L’incertezza su quale sarà il sentiero dell’inflazione americana nei prossimi mesi costringe le imprese a dover essere preparate ad adattarsi ad un contesto dinamico. Per questo gli investitori dovrebbero puntare su aziende in grado di superare queste fasi del ciclo economico senza troppi patemi d’animo.

Le scelte di investimento

I titoli inseriti nel portafoglio Dividend Select di Morningstar, secondo Harrell, possono funzionare bene in contesti del genere perché si tratta di società di grosse dimensioni, che possono far leva sulle economie di scala, e con Moat Ampio, ovvero un certo potere nel determinare i prezzi di vendita e trasferire il costo dell'inflazione sui clienti. Inoltre, sono aziende mature che hanno già affrontato situazioni del genere e sanno come gestirle e la cedola generosa offerta da questi titoli permette all’investitore di compensare eventuali perdite causate dall’incertezza sui listini a causa dell’inflazione. Tra le stock inserite nel paniere del portafoglio Dividend Select, General Mills e Hanesbrands sono quelle scambiate ai prezzi più convenienti.

General Mills è leader nel mercato americano del cibo confezionato grazie a un portafoglio marchi di grande valore (come Häagen-Dazs e Cheerios). La forza dei suoi brand, che gli permette di esercitare un forte potere contrattuale nei confronti delle catene di distribuzione, e le elevate economie di scala le permettono di ricavare margini di profitto elevati e di mantenere una redditività del capitale superiore alla media. Il management ha recentemente dichiarato di avere un’aspettativa sull’inflazione del 7%, ma che prevede che attraverso risparmi sui costi e un guadagno in termini di produttività riusciranno a compensare l’aumento del costo delle materie prime. La parte restante sarà recuperata da un aumento dei rezzi al consumatore. Da inizio anno il titolo ha guadagnato il 6% (in euro al 13 settembre 2021), ma continua a essere scambiato a un tasso di sconto del 5% rispetto al fair value di 62 dollari (report aggiornato all’8 luglio 2021) e ha un dividend yield del 3,48%.
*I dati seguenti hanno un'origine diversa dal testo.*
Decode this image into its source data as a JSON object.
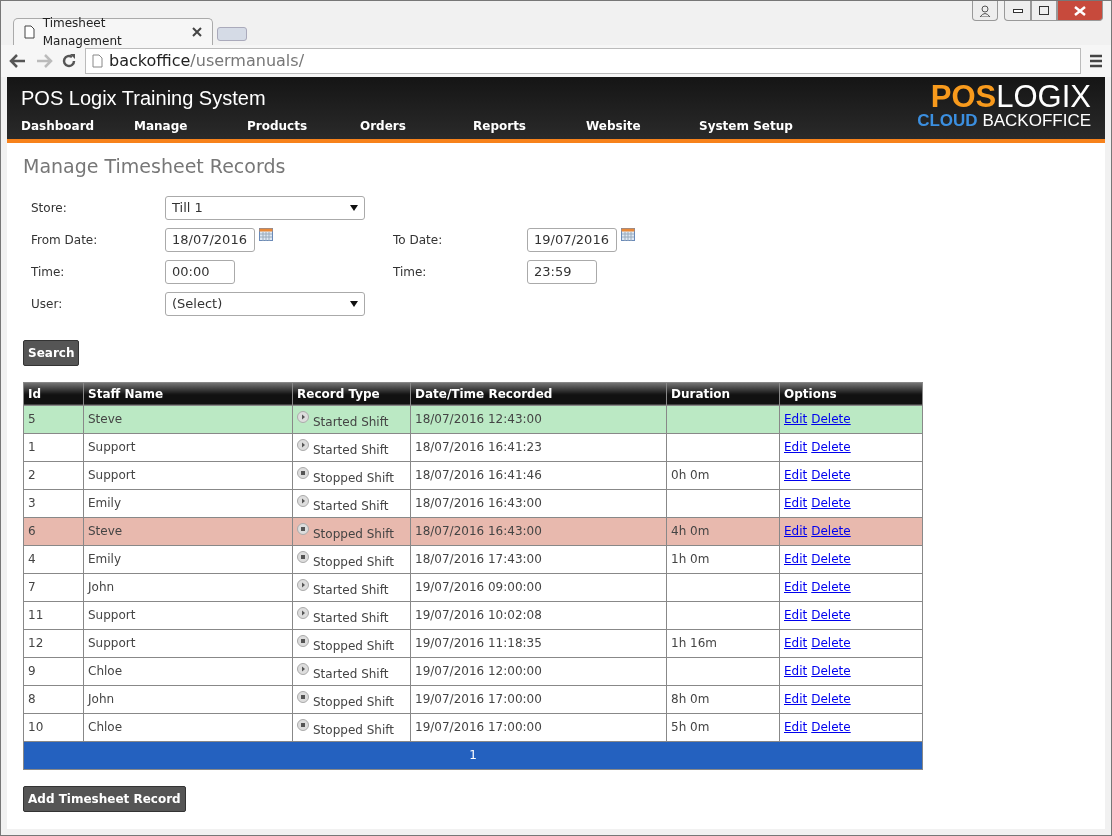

Hanesbrand è riuscita a costruirsi una posizione di vantaggio all’interno del settore grazie a un portafoglio marchi di assoluto valore (come Champion, College Apparel e Just My Size), al controllo della catena dei fornitori e a elevate economie di scala. In questo modo l’azienda riesce a ricavare mark-up elevati sui prodotti e dunque a mantenere margini di profitto superiori alla media. “Hanesbrand è un esempio di azienda che è in grado di assorbire l’inflazione. Grazie al controllo della supply chain, l’azienda è in grado di avere un’ottima visibilità sull’andamento del costo delle materie prime e quindi di agire d’anticipo”, dice David Swartz analista azionario di Morningstar. “Il titolo ha guadagnato il 38% da inizio anno (in euro al 13 settembre 2021), ma continua a essere scambiato a un tasso di sconto di circa il 25% rispetto al fair value di 26 dollari (report aggiornato al 17 agosto 2021) e al momento offre uno yield superiore al 3%.